Before the very first galaxies formed, the Universe was a sea of hydrogen and helium, gently cooling and collapsing. When the first galaxies formed, they ionised the surrounding gas, turning it from an opaque absorbing cloud into the transparent, ionised plasma we see today: this time is called the Epoch of Reionisation. This change will have occurred at different rates in different locations in the Universe. When we look at high-redshift galaxies which emit in the radio spectrum, any neutral hydrogen along the line-of-sight will absorb the characteristic HI line at that redshift. For the highest-redshift galaxies, this HI line is shifted from 1.4GHz down to ~200MHz. This is within the frequency range of the Murchison Widefield Array, a radio telescope operated by Cur-tin University and based in the Murchison Radio Observatory. This project aims to detect HI absorption in high-redshift radio galaxies using the MWA. The student will use an efficient pipeline we have developed to search for lines in hundreds of hours of data, using the Pawsey supercomputers.
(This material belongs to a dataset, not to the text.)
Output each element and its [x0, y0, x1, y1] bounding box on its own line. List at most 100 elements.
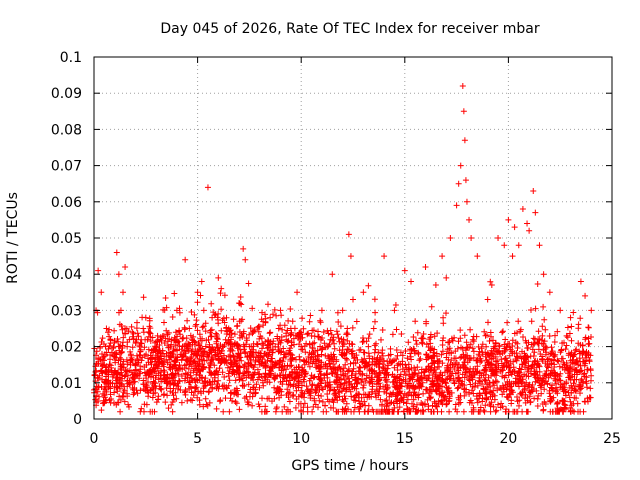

A detection would be a world-first and have huge scientific impact.

Student Attributes

Academic Background

Knowledge of astronomical co-ordinate systems (RA, Dec); basic understanding of large-scale structure of the Universe; i.e. 2nd year astronomy or above.

Computing Skills
Bash and python would be desirable, but any programming experience would be fine. Ability to use basic Linux command-line and text editor such as vi, nano, or emacs.

Training Requirement
Use of an existing pipeline on HPC resources, plotting data in python and matplotlib, basic statistical analysis of large, simple datasets

Project Timeline

  • Week 1 Inductions and project introduction
  • Week 2 Initial Presentation
  • Week 3 Training on use of HPC and pipeline
  • Week 4 Initial calibration tests and data selection
  • Week 5 Processing data
  • Week 6 Processing data
  • Week 7 Analysis of results
  • Week 8 Translation of results to astrophysical limits / detections
  • Week 9 Final Presentation
  • Week 10 Final Report

Additional supervisors

  • Dr Chenoa Tremblay (CASS-Perth)
  • Dr James Allison (Oxford)
  • Dr Liz Mahony (CASS-Marsfield)

Spectrum produced for a high-redshift radio galaxy from several hours of data processed through the existing pipeline. The black lines indicate the value at the target, and the blue shading indicates 3x the noise level in each channel.